Societally, our worries are more complex and include concerns about privacy and
the price of progress. But how might our concerns about personal genomic codes change?
Perhaps through increasingly focusing laws on "authorized use" of information rather
than restricting access to it. Over time, individuals may even put their own medical
information in publicly accessible web sites so that anyone can access it in times of
emergency.
But this "transparency" leads to new questions about how this information will be
used. Will human genes be altered to the point of creating designer babies? While
changing human inheritance may become less controversial than it now seems, society
might choose to avoid changing embryos and instead modify existing genes in adult
bodies. Indeed, it is likely to be more effective to assess our full "genome function" well
after birth than to extrapolate from or even complete genomic DNA information before
birth. Engineering of adult cell genomes may one day become as routine as ways that we
currently alter our bodies with cosmetics, drugs, vehicles, and education. In a sense, these
adult changes are more readily "inherited" and spread than changes in embryos. That is,
once a specific gene has been altered to the desired effect, everyone who wants the
procedure can be treated in the same manner. However, genetic changes in embryos
would take many generations before a wide portion of the population benefited from the
alteration.
Scientists' advancing ability to assess individual mutations will change the way
we are treated for disease, especially in the current one-size-fits-all drug market.

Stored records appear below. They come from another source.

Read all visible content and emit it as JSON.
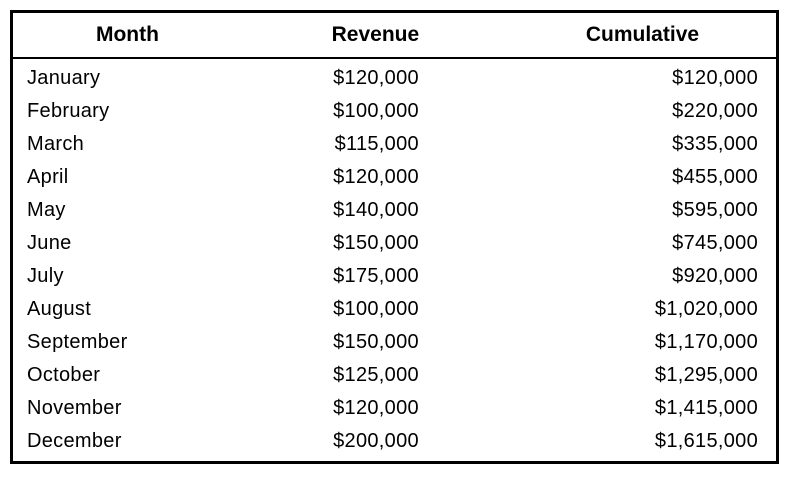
{
  "chart_data": {
    "type": "table",
    "title": "",
    "columns": [
      "Month",
      "Revenue",
      "Cumulative"
    ],
    "rows": [
      {
        "month": "January",
        "revenue": 120000,
        "cumulative": 120000
      },
      {
        "month": "February",
        "revenue": 100000,
        "cumulative": 220000
      },
      {
        "month": "March",
        "revenue": 115000,
        "cumulative": 335000
      },
      {
        "month": "April",
        "revenue": 120000,
        "cumulative": 455000
      },
      {
        "month": "May",
        "revenue": 140000,
        "cumulative": 595000
      },
      {
        "month": "June",
        "revenue": 150000,
        "cumulative": 745000
      },
      {
        "month": "July",
        "revenue": 175000,
        "cumulative": 920000
      },
      {
        "month": "August",
        "revenue": 100000,
        "cumulative": 1020000
      },
      {
        "month": "September",
        "revenue": 150000,
        "cumulative": 1170000
      },
      {
        "month": "October",
        "revenue": 125000,
        "cumulative": 1295000
      },
      {
        "month": "November",
        "revenue": 120000,
        "cumulative": 1415000
      },
      {
        "month": "December",
        "revenue": 200000,
        "cumulative": 1615000
      }
    ]
  },
  "headers": {
    "month": "Month",
    "revenue": "Revenue",
    "cumulative": "Cumulative"
  },
  "display_rows": [
    {
      "month": "January",
      "revenue": "$120,000",
      "cumulative": "$120,000"
    },
    {
      "month": "February",
      "revenue": "$100,000",
      "cumulative": "$220,000"
    },
    {
      "month": "March",
      "revenue": "$115,000",
      "cumulative": "$335,000"
    },
    {
      "month": "April",
      "revenue": "$120,000",
      "cumulative": "$455,000"
    },
    {
      "month": "May",
      "revenue": "$140,000",
      "cumulative": "$595,000"
    },
    {
      "month": "June",
      "revenue": "$150,000",
      "cumulative": "$745,000"
    },
    {
      "month": "July",
      "revenue": "$175,000",
      "cumulative": "$920,000"
    },
    {
      "month": "August",
      "revenue": "$100,000",
      "cumulative": "$1,020,000"
    },
    {
      "month": "September",
      "revenue": "$150,000",
      "cumulative": "$1,170,000"
    },
    {
      "month": "October",
      "revenue": "$125,000",
      "cumulative": "$1,295,000"
    },
    {
      "month": "November",
      "revenue": "$120,000",
      "cumulative": "$1,415,000"
    },
    {
      "month": "December",
      "revenue": "$200,000",
      "cumulative": "$1,615,000"
    }
  ]
}
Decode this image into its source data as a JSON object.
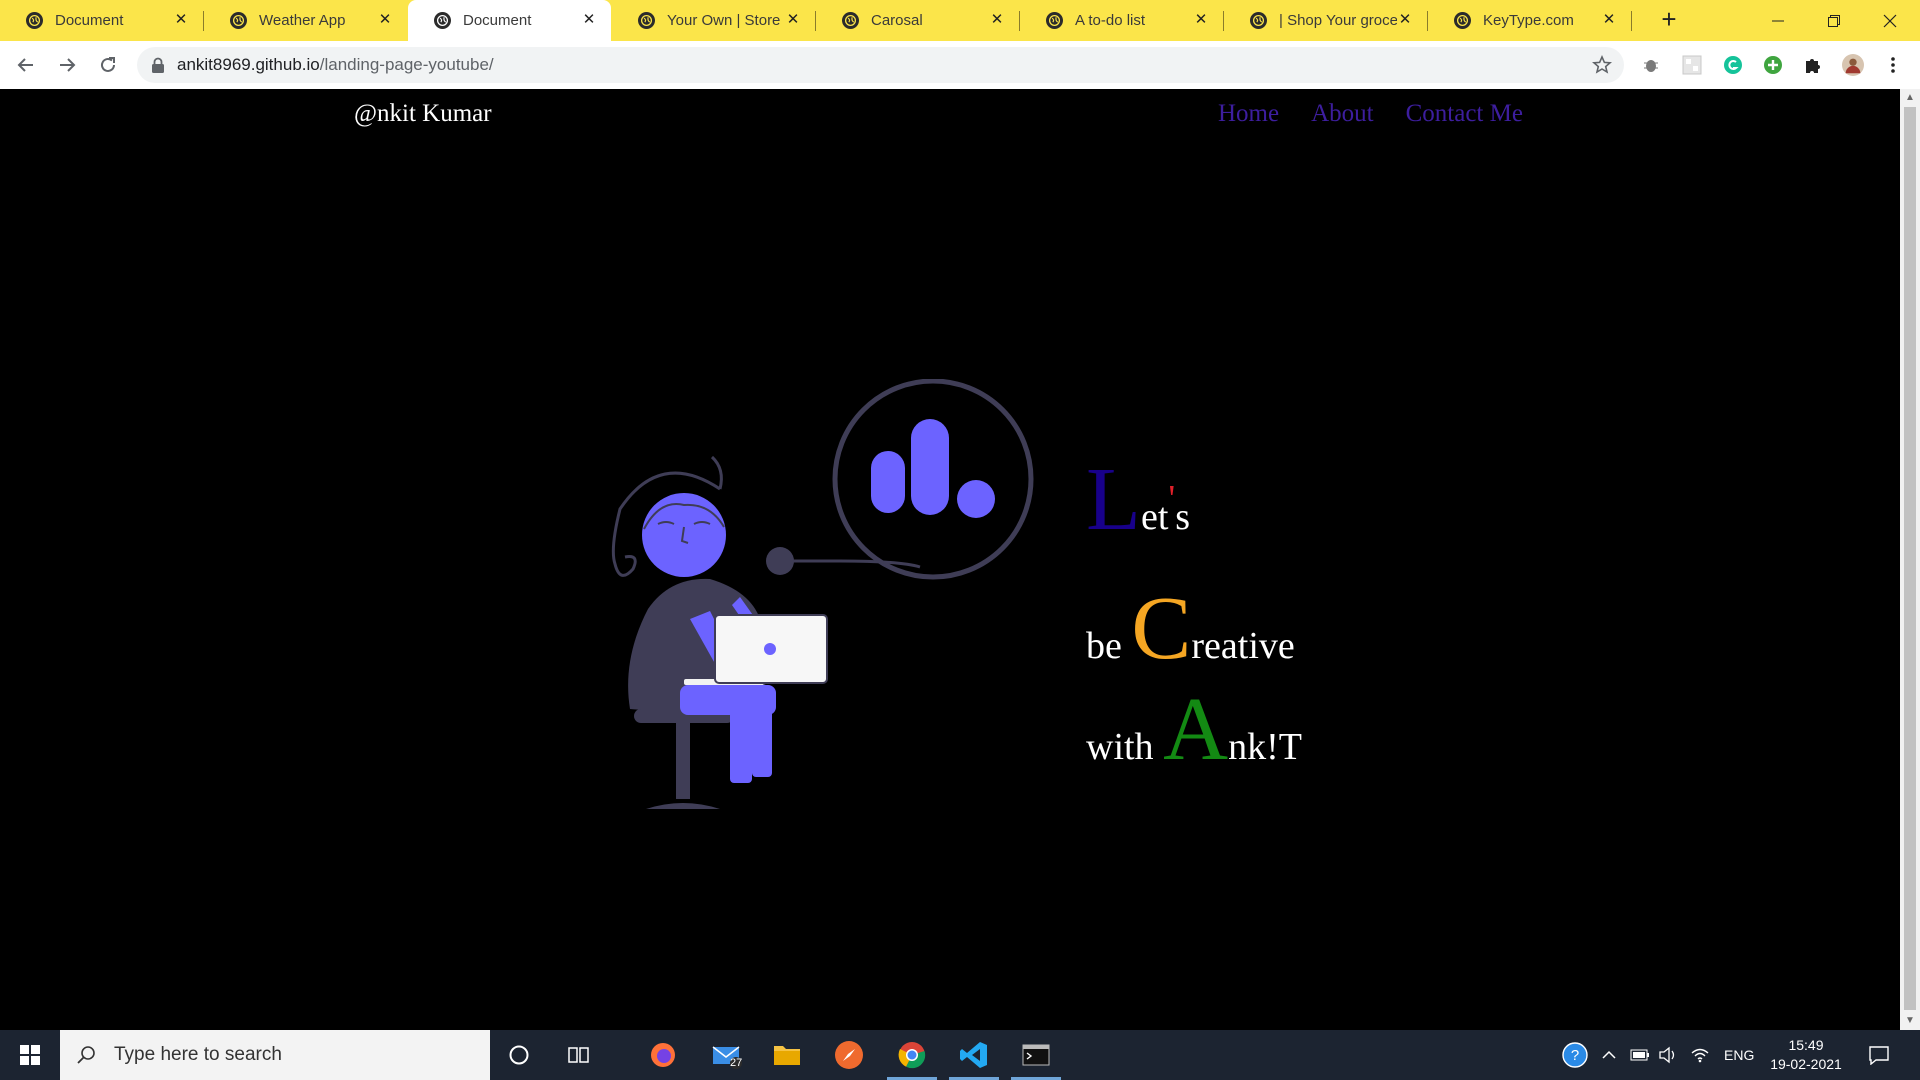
{
  "browser": {
    "tabs": [
      {
        "title": "Document",
        "active": false
      },
      {
        "title": "Weather App",
        "active": false
      },
      {
        "title": "Document",
        "active": true
      },
      {
        "title": "Your Own | Store",
        "active": false
      },
      {
        "title": "Carosal",
        "active": false
      },
      {
        "title": "A to-do list",
        "active": false
      },
      {
        "title": "| Shop Your grocer",
        "active": false
      },
      {
        "title": "KeyType.com",
        "active": false
      }
    ],
    "url_host": "ankit8969.github.io",
    "url_path": "/landing-page-youtube/"
  },
  "site": {
    "brand": "@nkit Kumar",
    "nav": [
      "Home",
      "About",
      "Contact Me"
    ],
    "tagline": {
      "line1": {
        "cap": "L",
        "rest": "et",
        "apos": "'",
        "tail": "s"
      },
      "line2": {
        "pre": "be ",
        "cap": "C",
        "rest": "reative"
      },
      "line3": {
        "pre": "with ",
        "cap": "A",
        "rest": "nk!T"
      }
    }
  },
  "colors": {
    "tab_bar": "#fbe54a",
    "nav_link": "#3d1e9e",
    "cap_L": "#18008a",
    "apostrophe": "#e0202a",
    "cap_C": "#f5a623",
    "cap_A": "#138a13",
    "illustration_accent": "#6c63ff",
    "illustration_dark": "#3f3d56"
  },
  "taskbar": {
    "search_placeholder": "Type here to search",
    "mail_badge": "27",
    "language": "ENG",
    "time": "15:49",
    "date": "19-02-2021"
  }
}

Reprogramming of selected adult cells will likely replace the less precise practice of
dosing our whole body with drugs. Over time, the idea that a small number of common
mutations cause most common diseases (cancer, heart failure, psychiatric disorders) is
likely to be replaced by the notion that the most harmful of our one million personal base
pairs are recent (with the past 2000 generations) and rare (but common as a class).
Because the Human Genome Project will evolve to touch so many aspects of our
lives, it may usher in a renaissance of interest in quantitative and statistical biology. Our
enduring curiosity about ourselves may soon merge education, entertainment, and
medicine such that books like the one that you hold open in your hands will be as
ubiquitous as weather pages, gardening tips, and street maps.